Menurutnya, jabatan hanyalah titipan dan kritik masyarakat merupakan bagian dari aspirasi yang patut dihargai, terutama ketika bencana besar memicu pertanyaan soal efektivitas kebijakan kehutanan pemerintah.
“Saya yakin namanya kekuasaan itu milik Allah, dan itu hak prerogatif Presiden. Jadi saya siap dievaluasi,” ujar Raja Juli usai rapat kerja bersama Komisi IV DPR RI, di kompleks parlemen, Senayan, Jakarta, Kamis (4/12/2025).
Raja Juli menegaskan bahwa ia tidak alergi terhadap kritik. Baginya, suara publik termasuk komentar pedas netizen merupakan bagian dari dinamika demokrasi yang harus diterima seorang pejabat negara.
“Kritik netizen ke saya, saya nggak pernah hapus. Itu aspirasi, kemarahan, harapan, ekspektasi,” ucapnya.
Sekretaris Jenderal Partai Solidaritas Indonesia (PSI) ini juga mempersilakan masyarakat untuk terus memberi masukan. Namun, terkait desakan agar ia mundur, Raja Juli kembali menekankan bahwa keputusan itu sepenuhnya berada di tangan Presiden Prabowo.
“Tanggung jawab saya hanya bekerja semaksimal mungkin. Selanjutnya itu hak prerogatif Pak Presiden,” tegasnya.

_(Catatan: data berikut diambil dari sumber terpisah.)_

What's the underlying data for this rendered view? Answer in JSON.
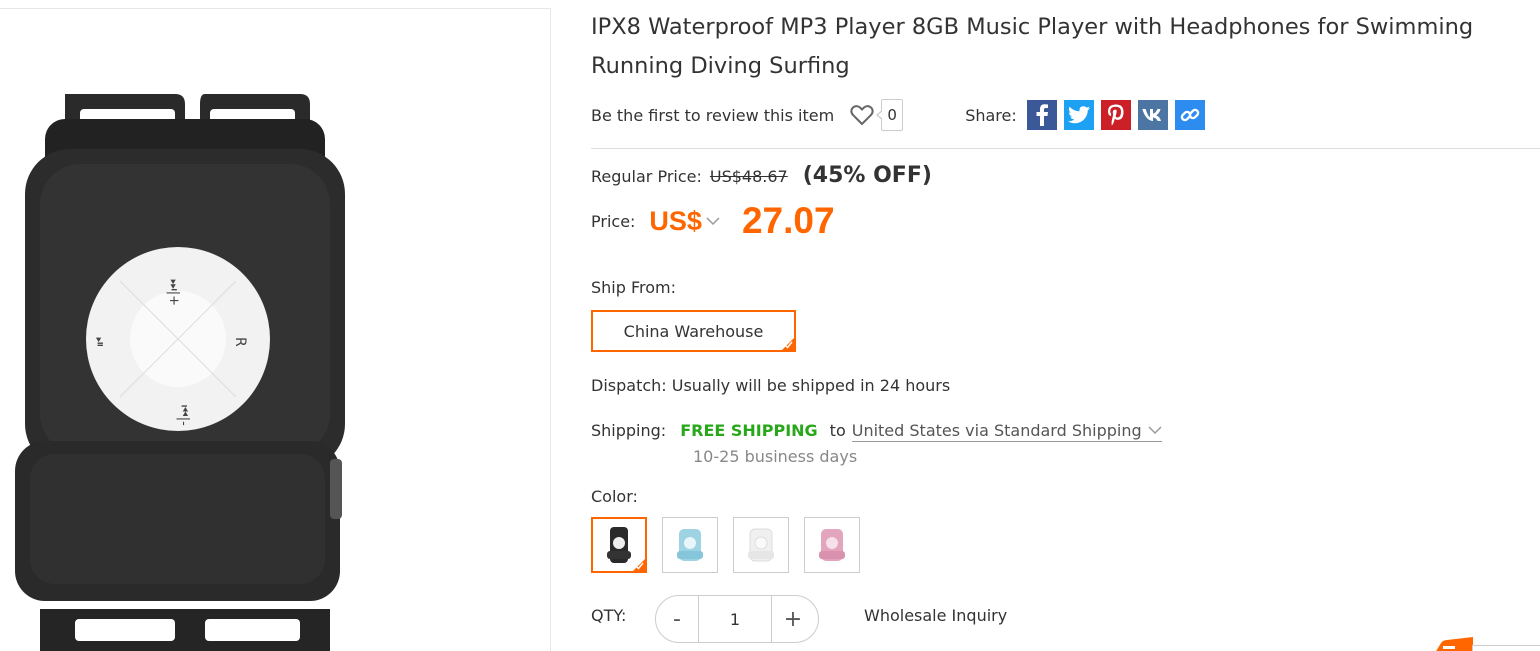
{
  "product": {
    "title": "IPX8 Waterproof MP3 Player 8GB Music Player with Headphones for Swimming Running Diving Surfing",
    "image_alt": "black waterproof MP3 player",
    "image_buttons": {
      "top": "⏭|+",
      "left": "⏯",
      "right": "R",
      "bottom": "⏮|-"
    }
  },
  "review": {
    "link_text": "Be the first to review this item",
    "favorite_count": "0",
    "share_label": "Share:",
    "share_icons": [
      "facebook-icon",
      "twitter-icon",
      "pinterest-icon",
      "vk-icon",
      "link-icon"
    ]
  },
  "pricing": {
    "regular_label": "Regular Price:",
    "regular_value": "US$48.67",
    "discount": "(45% OFF)",
    "price_label": "Price:",
    "currency": "US$",
    "price": "27.07"
  },
  "ship_from": {
    "label": "Ship From:",
    "option": "China Warehouse"
  },
  "dispatch": {
    "text": "Dispatch: Usually will be shipped in 24 hours"
  },
  "shipping": {
    "label": "Shipping:",
    "free": "FREE SHIPPING",
    "to": "to",
    "method": "United States via Standard Shipping",
    "days": "10-25 business days"
  },
  "color": {
    "label": "Color:",
    "options": [
      "black",
      "light-blue",
      "white",
      "pink"
    ],
    "selected": "black"
  },
  "qty": {
    "label": "QTY:",
    "minus": "-",
    "value": "1",
    "plus": "+",
    "wholesale": "Wholesale Inquiry"
  },
  "colors": {
    "accent": "#ff6600",
    "free_shipping": "#29a71a",
    "facebook": "#3b5998",
    "twitter": "#1da1f2",
    "pinterest": "#cb2027",
    "vk": "#4c75a3",
    "link": "#2d8cf0"
  }
}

Dalam rapat kerja, suasana sempat memanas ketika anggota Komisi IV Fraksi PKB, Usman Husin, menyarankan Raja Juli untuk mundur apabila tidak sanggup menjalankan tugasnya sebagai Menteri Kehutanan.
“Kalau Pak Menteri nggak mampu, mundur saja. Pak Menteri nggak paham kehutanan,” kata Usman.
Baca juga: Anggota Komisi IV DPR Bela Menhut Raja Juli, Sebut Cuma Kebagian Cuci Piring soal Kerusakan Hutan
Usman mengkritik adanya inkonsistensi dalam pernyataan Raja Juli terkait perizinan kehutanan. Ia mencontohkan kasus di Tapanuli Selatan yang dinilainya tidak selaras dengan ucapan sang menteri.
“Bulan Oktober Pak Menteri keluhkan izin, Pak Bupati bilang ‘syukur-syukur izin ditutup’. Ternyata 30 November izinnya keluar. Sehingga apa yang disampaikan Pak Menteri tidak sejalan,” ujarnya.
Selain itu, Usman meminta Kementerian Kehutanan untuk fokus mempercepat rehabilitasi hutan di tiga provinsi terdampak bencana. Menurutnya, kerusakan lingkungan perlu ditangani segera untuk mencegah bencana serupa terulang.
:quality(30):format(webp):focal(0.5x0.5:0.5x0.5)/tribunnews/foto/bank/originals/Menteri-Kehutanan-Menhut-Raja-Juli-Antoni-saat-menghadiri-rapat-kerja-bersama-Komisi-IV-DPR-RI.jpg)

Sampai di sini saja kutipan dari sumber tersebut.